Но сегодня почти никто не встретился ему в дороге. Всюду пустовали жилища, придворовые постройки. Одна лишь немецкая «Рама», осуществляя разведывательный полет, плавала, как заводная, в стеклянном небе.
Очень возбужденная тетя Поля наказала: чтобы завтра утром же все собрались и вернулись домой; дело-то спешное: вот-вот могли уже нагрянуть немцы; только бы успеть до них, чтобы разминуться с ними в чистом поле. И Антон с тем, прихватив две краюхи душистого ржаного хлеба, заторопился назад, насвистывая. При его отъезде вблизи сильно бухнул взрыв – и взметнулся черный султан земли, обломков и дыма. Кто-то взорвал на окраине деревни грузовик.
Правда, Антону пришлось поволноваться в конце поездки, как он подъехал к злополучному мосту, нависшему над речкой: из мостового настила исчезли два бревнушка, отчего зиял проем, так пугавший гнедую. Она опять стала, боясь перешагнуть препятствие; фыркала, косясь, и упрямилась. Началась сущая пытка для нее и для ее возницы-малолетки.

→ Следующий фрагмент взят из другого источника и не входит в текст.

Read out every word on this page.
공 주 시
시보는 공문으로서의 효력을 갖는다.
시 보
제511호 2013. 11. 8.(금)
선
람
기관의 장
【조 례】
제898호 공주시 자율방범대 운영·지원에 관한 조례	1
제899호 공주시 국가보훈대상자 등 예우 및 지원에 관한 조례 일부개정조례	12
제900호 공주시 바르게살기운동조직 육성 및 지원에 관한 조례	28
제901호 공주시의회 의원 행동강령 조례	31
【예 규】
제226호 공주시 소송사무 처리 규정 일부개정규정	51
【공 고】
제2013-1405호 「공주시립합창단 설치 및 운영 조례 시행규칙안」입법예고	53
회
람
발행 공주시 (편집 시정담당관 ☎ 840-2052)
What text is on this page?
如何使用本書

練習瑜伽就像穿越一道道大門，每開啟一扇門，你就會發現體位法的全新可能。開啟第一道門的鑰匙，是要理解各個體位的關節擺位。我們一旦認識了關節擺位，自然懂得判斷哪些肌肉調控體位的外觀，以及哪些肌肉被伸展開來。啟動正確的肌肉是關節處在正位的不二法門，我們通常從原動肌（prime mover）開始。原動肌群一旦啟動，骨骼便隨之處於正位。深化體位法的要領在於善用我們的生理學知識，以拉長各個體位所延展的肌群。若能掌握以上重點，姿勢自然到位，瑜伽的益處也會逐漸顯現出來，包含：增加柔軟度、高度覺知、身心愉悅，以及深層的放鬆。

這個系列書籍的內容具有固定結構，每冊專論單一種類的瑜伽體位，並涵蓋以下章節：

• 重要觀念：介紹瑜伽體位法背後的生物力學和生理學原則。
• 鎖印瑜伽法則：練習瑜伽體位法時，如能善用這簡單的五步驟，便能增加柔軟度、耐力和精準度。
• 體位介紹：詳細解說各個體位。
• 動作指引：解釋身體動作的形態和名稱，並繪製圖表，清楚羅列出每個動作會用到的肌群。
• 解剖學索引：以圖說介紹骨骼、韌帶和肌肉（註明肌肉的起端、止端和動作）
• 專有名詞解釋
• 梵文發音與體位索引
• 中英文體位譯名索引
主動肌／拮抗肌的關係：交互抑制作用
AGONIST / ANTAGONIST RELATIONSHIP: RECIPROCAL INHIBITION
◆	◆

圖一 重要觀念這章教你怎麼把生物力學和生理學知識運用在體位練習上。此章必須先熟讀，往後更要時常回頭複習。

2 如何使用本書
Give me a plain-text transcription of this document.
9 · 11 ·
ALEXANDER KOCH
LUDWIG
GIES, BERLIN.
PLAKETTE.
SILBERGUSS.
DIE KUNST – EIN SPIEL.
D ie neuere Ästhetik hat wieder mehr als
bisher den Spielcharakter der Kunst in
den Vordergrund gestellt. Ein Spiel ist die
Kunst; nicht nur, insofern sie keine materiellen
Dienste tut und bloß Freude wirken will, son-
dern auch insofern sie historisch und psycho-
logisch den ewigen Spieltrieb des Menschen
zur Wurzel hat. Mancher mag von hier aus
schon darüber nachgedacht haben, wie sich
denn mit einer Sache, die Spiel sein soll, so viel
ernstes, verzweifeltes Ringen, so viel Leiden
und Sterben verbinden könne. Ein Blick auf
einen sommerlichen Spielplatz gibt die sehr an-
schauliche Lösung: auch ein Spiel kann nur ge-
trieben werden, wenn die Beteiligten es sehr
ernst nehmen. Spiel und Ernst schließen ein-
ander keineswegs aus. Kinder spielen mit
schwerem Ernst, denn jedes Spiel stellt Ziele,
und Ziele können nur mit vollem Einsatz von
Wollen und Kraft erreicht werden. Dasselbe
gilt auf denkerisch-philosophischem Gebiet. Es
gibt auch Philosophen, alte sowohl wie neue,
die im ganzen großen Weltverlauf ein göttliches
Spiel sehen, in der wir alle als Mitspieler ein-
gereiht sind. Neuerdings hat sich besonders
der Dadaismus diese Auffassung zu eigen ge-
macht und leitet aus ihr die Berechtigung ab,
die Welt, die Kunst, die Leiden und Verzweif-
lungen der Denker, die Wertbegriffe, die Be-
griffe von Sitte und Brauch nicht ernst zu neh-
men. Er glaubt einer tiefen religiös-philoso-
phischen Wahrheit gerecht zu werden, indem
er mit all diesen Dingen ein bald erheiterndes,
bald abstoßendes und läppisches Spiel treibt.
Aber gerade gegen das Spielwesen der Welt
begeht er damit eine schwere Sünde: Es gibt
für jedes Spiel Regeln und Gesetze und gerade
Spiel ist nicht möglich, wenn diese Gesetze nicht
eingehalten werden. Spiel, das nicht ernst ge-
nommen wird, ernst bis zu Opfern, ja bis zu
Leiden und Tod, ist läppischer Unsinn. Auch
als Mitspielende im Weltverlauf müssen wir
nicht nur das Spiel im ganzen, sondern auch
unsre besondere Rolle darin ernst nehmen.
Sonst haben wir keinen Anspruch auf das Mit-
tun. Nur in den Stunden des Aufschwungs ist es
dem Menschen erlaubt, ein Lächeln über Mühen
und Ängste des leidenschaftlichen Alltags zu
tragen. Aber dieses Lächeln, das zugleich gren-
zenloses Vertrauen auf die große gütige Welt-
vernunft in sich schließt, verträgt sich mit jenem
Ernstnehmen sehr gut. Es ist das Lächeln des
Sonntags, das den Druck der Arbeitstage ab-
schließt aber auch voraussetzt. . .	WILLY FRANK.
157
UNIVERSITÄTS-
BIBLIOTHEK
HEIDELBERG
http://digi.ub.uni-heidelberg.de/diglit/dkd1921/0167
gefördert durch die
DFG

– Ну, ступай, хорошая Рыжка! Иди! – умоляюще и одобрительно просил Антон, соскочив с таратайки и встав сбоку. – Ты уж не подводи. Давай! Нас же ждут! Ты слышишь?
Он очень испугался того, что умное животное, вконец заупрямившись, не станет перепрыгивать зияющий проем в мосту – просто не послушается его, мальчонку, не мужчину: поймет, что она вольна так поступить. А помощи ждать было неоткуда. Хотя, впрочем, она обычно слушалась его.
– Ты не бойся, Рыжка! Чудачка! – Антон, зайдя спереди, дергал за уздцы упрямицу и невольно повышал от нетерпения (или, вернее, от отчаяния) голос: – Ну, прыгай-же, голубушка! Прыгай, Рыжка! Говорю тебе! Давай же! Н-но! – и аж замахнулся на нее кнутом. Для порядка. – Умница!
И вновь Рыжка отчаянно прыгнула вперед – грудью почти прямо на него (он отскочил). И протащила за собою таратайку, прогрохотавшую по плясавшему настилу.
Нет, Рыжка умная все-таки не подводила.
X
Вот прокралось мутно-серое утро 14-го октября. Был Покров. И точно: первый – ночной – снег покрыл, убелил следы последних отступивших бойцов. Все повсюду непривычно оголилось, омертвело, стихло тягостно: нигде уже не бухало ничто и никто не сновал потерянно. И Кашины как можно поскорей – с пониманием того, что осталось времени у них в обрез – запрягли лошадку и, возложив на телегу свой небогатый скарб и подрагивая на холодящем воздухе, заспешили гурьбой из Дубакино домой. Чувство возвращения домой поторапливало всех. Оттеплело чуть. Заметно. Выпавший неплотный снег оседал, неслышно подтаивая на еще незакованной морозом земле; он напластовывался на колесах, обитых железом, и за ними тянулся темными полосами прорезанный до земли след.
Все точно вымерло в деревне. Так оно и было на самом деле. По собственному же двору большому одичало бродили куры, гуси; жалобно мяукала и терлась об ноги исхудавшая Мурка, принесшая по неразумению котят. И грызя подворотню, бесновалась у тети Поли во дворе, и выла, и скулила, нагоняя невыносимую тоску, не выпускаемая в этот день на волю дворняжка Пега.
– Мои голуби… хорошие… – обрадовалась тетя Поля, едва ребята Кашины, разгрузившись, зашли к ней в избу противостоявшую – за тем, чтобы показаться ей и поговорить. Все жизнелюбивый выдавался ее характер – как бы само собой. Она не пеклась о личном спокойствии, благополучии, а беспокоились о близких ей отпрысках ее брата Василия и об Анне, и те признательно принимали от нее помощь, идущую от сердца, окрылявшую их; ведь больше некому было заслонить их от обрушившихся на всех ударов несчастья, потому что все теперь нуждались в такой взаимной поддержке, а ее не было – редко кто мог оказать ее практически, вовремя.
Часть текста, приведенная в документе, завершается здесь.